Cooper’s plan could eventually cripple the programs while at the same time propping up failing public schools and punishing low-income families, lawmakers and education policy experts say.
Cooper announced a $25 billion proposed budget during an Aug. 26 news conference — weeks after the fiscal year began July 1. The plan allocates hundreds of millions to the public school system. It includes millions in one-time bonuses for teachers, principals, and non-certified school support staff, including janitors and cafeteria workers. It adds money to several education and teacher support programs.
The governor proposes cutting $85 million from the Opportunity Scholarship Program to help pay for the education items.
“Gutting the Opportunity Scholarship Program would destroy a critical lifeline for low-income parents who find that their assigned district school does not meet the needs of their children,” Terry Stoops, vice president of research and director of education studies at the John Locke Foundation wrote in a blog post.
The Opportunity Scholarship Program gives low-income families up to $4,200 to help cover private school costs.

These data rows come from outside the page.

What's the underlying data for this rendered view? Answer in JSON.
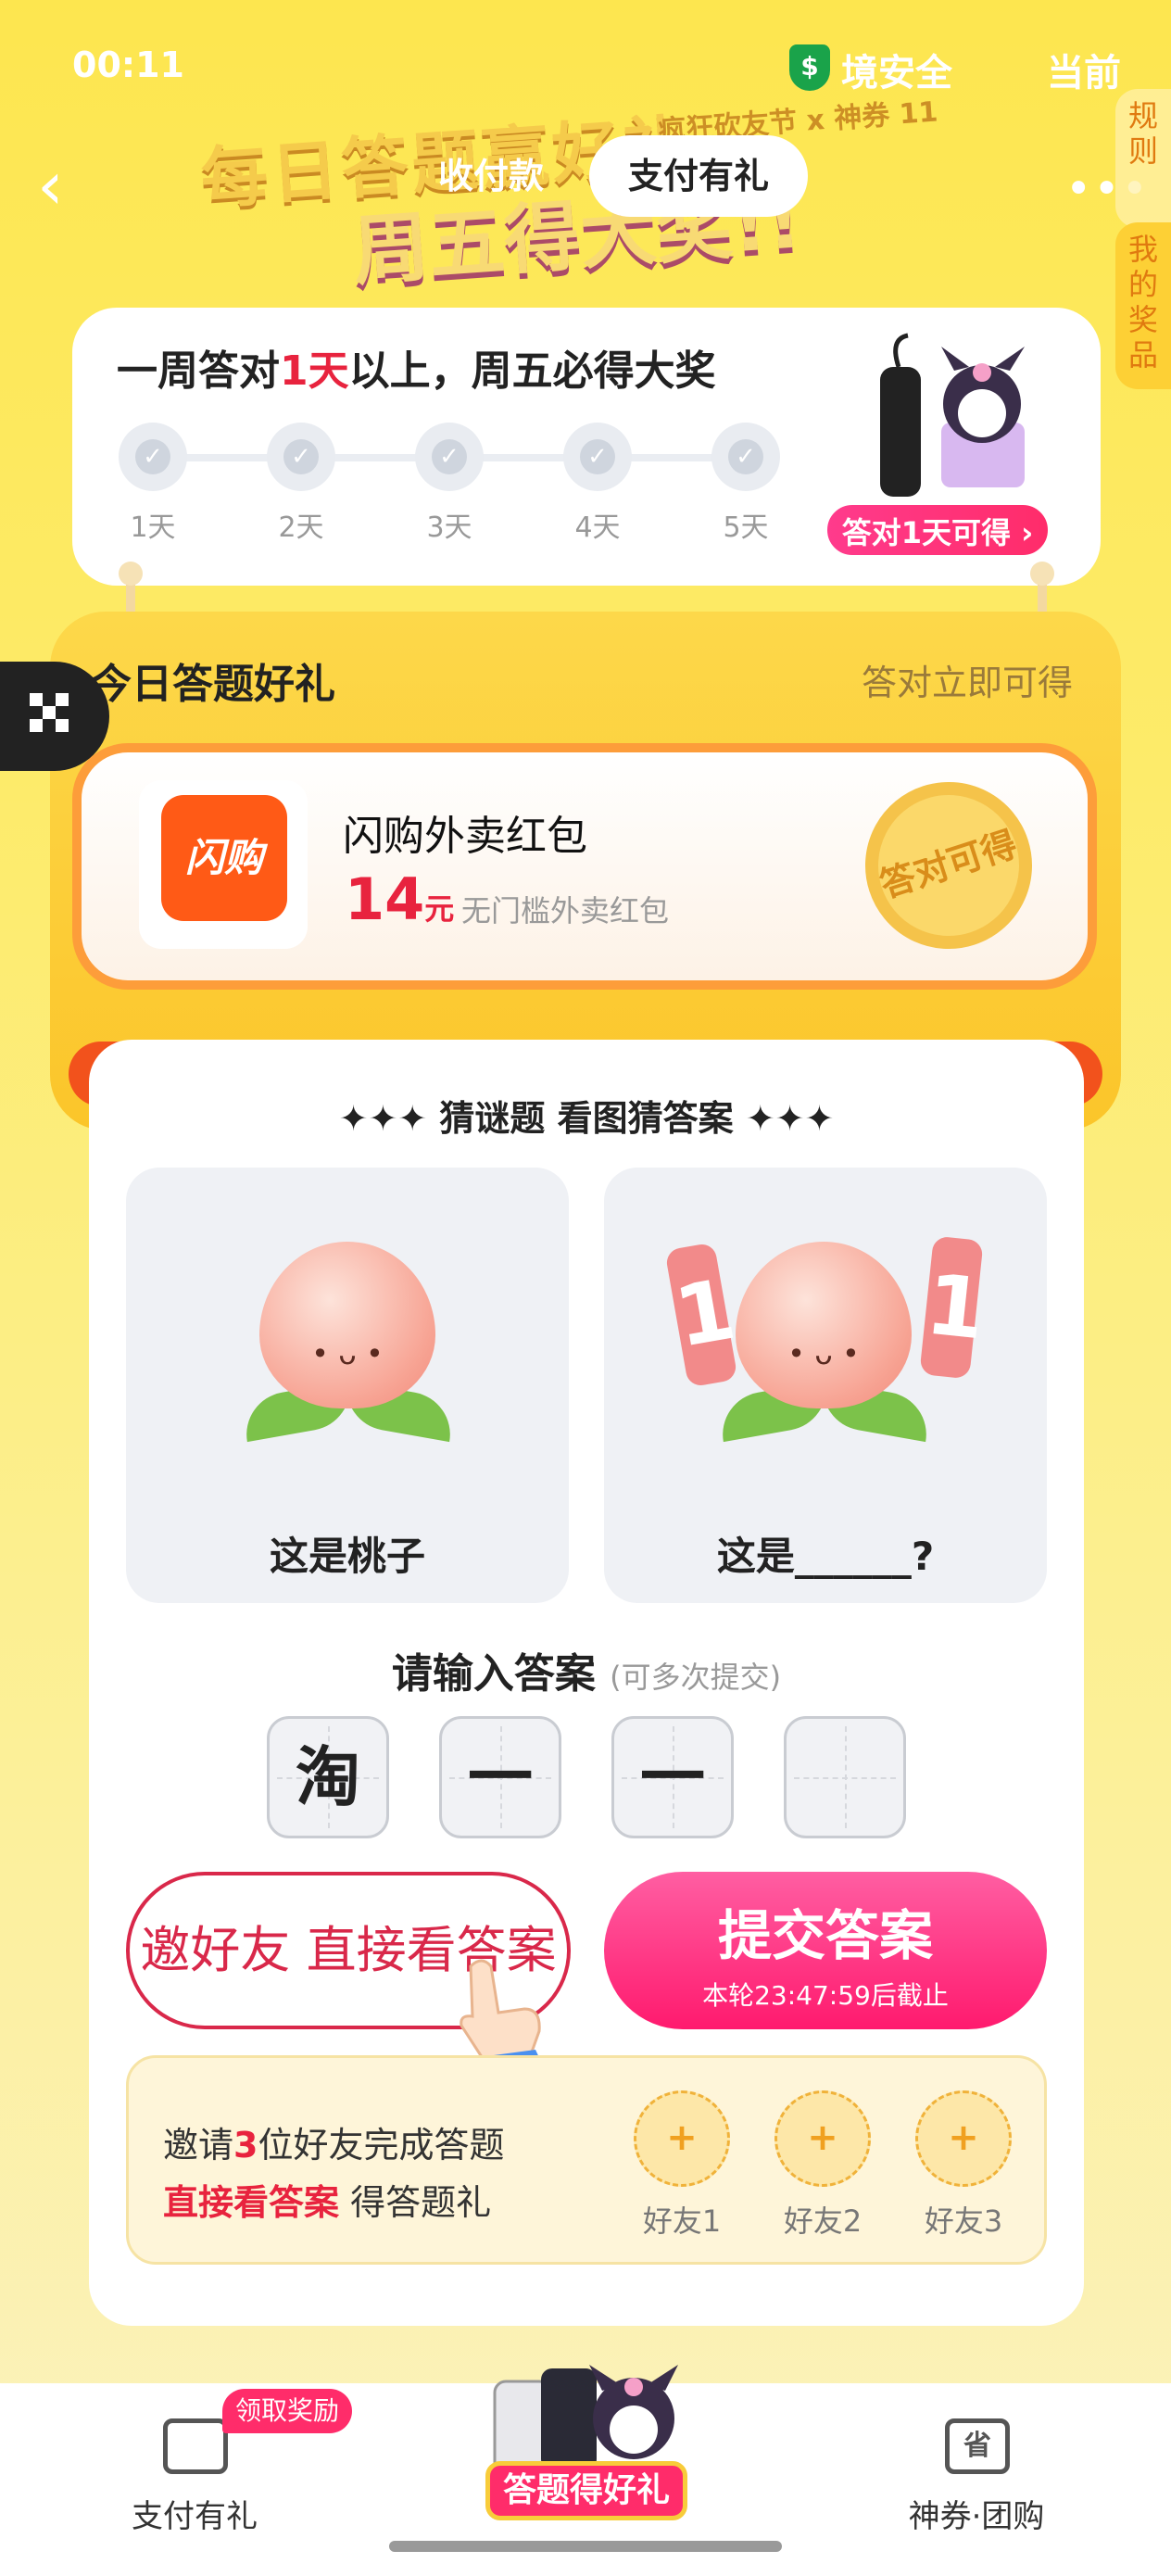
{
  "status_bar": {
    "time": "00:11",
    "safety_text": "境安全",
    "right_text": "当前",
    "shield_icon": "$"
  },
  "banner": {
    "line1": "每日答题赢好礼",
    "line2": "周五得大奖!!",
    "tag": "疯狂砍友节 x 神券 11"
  },
  "nav": {
    "tabs": [
      "收付款",
      "支付有礼"
    ],
    "active_tab": "支付有礼"
  },
  "side_tabs": {
    "rules": "规则",
    "my_prizes": "我的奖品"
  },
  "week": {
    "title_prefix": "一周答对",
    "title_highlight": "1天",
    "title_suffix": "以上，周五必得大奖",
    "days": [
      "1天",
      "2天",
      "3天",
      "4天",
      "5天"
    ],
    "check": "✓",
    "prize_pill": "答对1天可得 ›"
  },
  "today": {
    "title": "今日答题好礼",
    "right_label": "答对立即可得",
    "app_name": "闪购",
    "gift_name": "闪购外卖红包",
    "amount": "14",
    "unit": "元",
    "desc": "无门槛外卖红包",
    "stamp": "答对可得"
  },
  "quiz": {
    "heading": "✦✦✦ 猜谜题 看图猜答案 ✦✦✦",
    "left_caption": "这是桃子",
    "right_caption": "这是______?",
    "num_left": "1",
    "num_right": "1",
    "face": "• ᴗ •",
    "input_label": "请输入答案",
    "input_sub": "(可多次提交)",
    "cells": [
      "淘",
      "一",
      "一",
      ""
    ]
  },
  "actions": {
    "invite_label": "邀好友 直接看答案",
    "submit_label": "提交答案",
    "submit_sub": "本轮23:47:59后截止"
  },
  "invite": {
    "line1_prefix": "邀请",
    "line1_count": "3",
    "line1_suffix": "位好友完成答题",
    "line2_highlight": "直接看答案",
    "line2_suffix": " 得答题礼",
    "plus": "+",
    "friends": [
      "好友1",
      "好友2",
      "好友3"
    ]
  },
  "tabbar": {
    "left_label": "支付有礼",
    "left_badge": "领取奖励",
    "center_label": "答题得好礼",
    "right_label": "神券·团购",
    "right_icon_text": "省"
  },
  "colors": {
    "accent_red": "#e8233e",
    "pink": "#ff2c6a",
    "yellow": "#fde64f",
    "orange": "#ff5a16"
  }
}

More than 12,000 children use the program to attend the school of their choice.
Cooper, a long-time critic of the private school vouchers, has repeatedly recommended zeroing out the program in past budget proposals.

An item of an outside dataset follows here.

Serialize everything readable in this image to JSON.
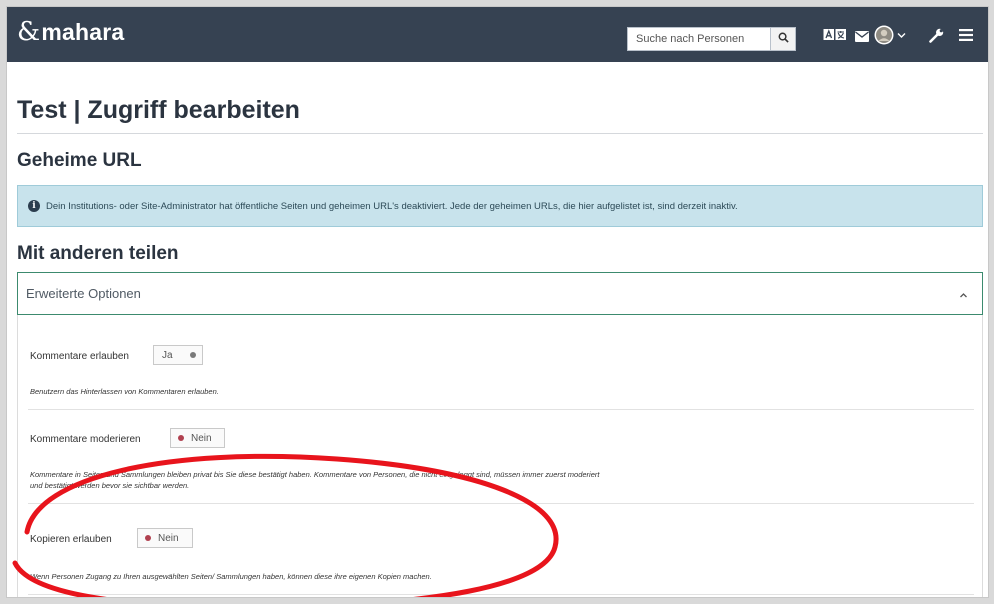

Cooper’s daughter attended private school, but his budget would prevent children of lesser means from having the same opportunity, Stoops wrote.
Republican lawmakers, too, were quick to condemn the proposal.

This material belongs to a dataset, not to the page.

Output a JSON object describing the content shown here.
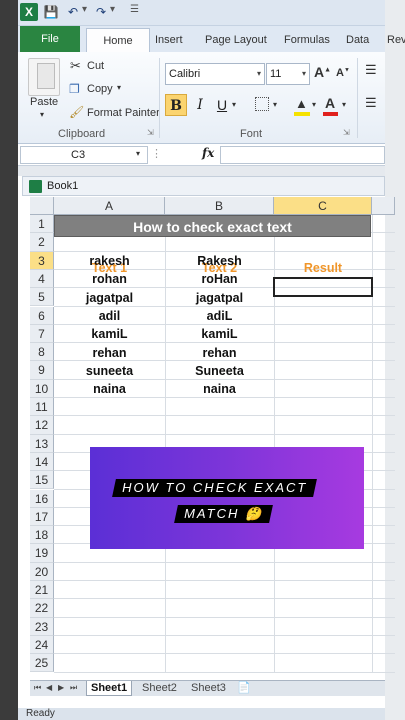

“It strips low-income children, many of whom are black, from the chance to choose the education that best suits their needs,” said Sen. Deanna Ballard, R-Watauga. “Under the governor’s ‘equity’ plan, only the wealthy can attend private school.”
It’s unlikely Republicans will sign onto Cooper’s plan to dismantle the Opportunity Scholarship program in favor of bolstering teacher support programs and bonuses.
But that doesn’t mean the program is safe.
The N.C. Association of Educators, a left-leaning teacher organization, shares Cooper’s disdain of the Opportunity Scholarship Program.
The NCAE filed a lawsuit July 27 challenging the constitutionality of the program. A group of parents, backed by the NCAE and including two NCAE officers, argued the program was unconstitutional because it provided taxpayer dollars to private schools that discriminate against religion and sexual orientation.
While Cooper’s budget proposal allows current Opportunity Scholarship families to stay in the program, the governor might be banking on the courts to completely dismantle it, Stoops wrote.
If successful, thousands of children would have to return to schools that weren’t meeting their needs.
Some families are fighting back.
Three N.C. families joined the Institute for Justice in intervening in the NCAE’s lawsuit.
Janet Nunn uses the private school vouchers for her granddaughter, Nariah, who was born prematurely.
Nariah struggled in public school. School officials planned to promote Nariah to the second grade despite Nunn’s objection that she wasn’t ready. Nunn decided to use the Opportunity Scholarship program to send her granddaughter to Victory Christian School.
“Now, as a result of the Opportunity Scholarships program, Nariah is a rising sixth grader and a B average student. She is confident in herself,” Nunn said in a Carolina Journal video.
Without the Opportunity Scholarship, none of this would’ve been possible, said Nunn, tears in her eyes.
“She would not have flourished as she has.”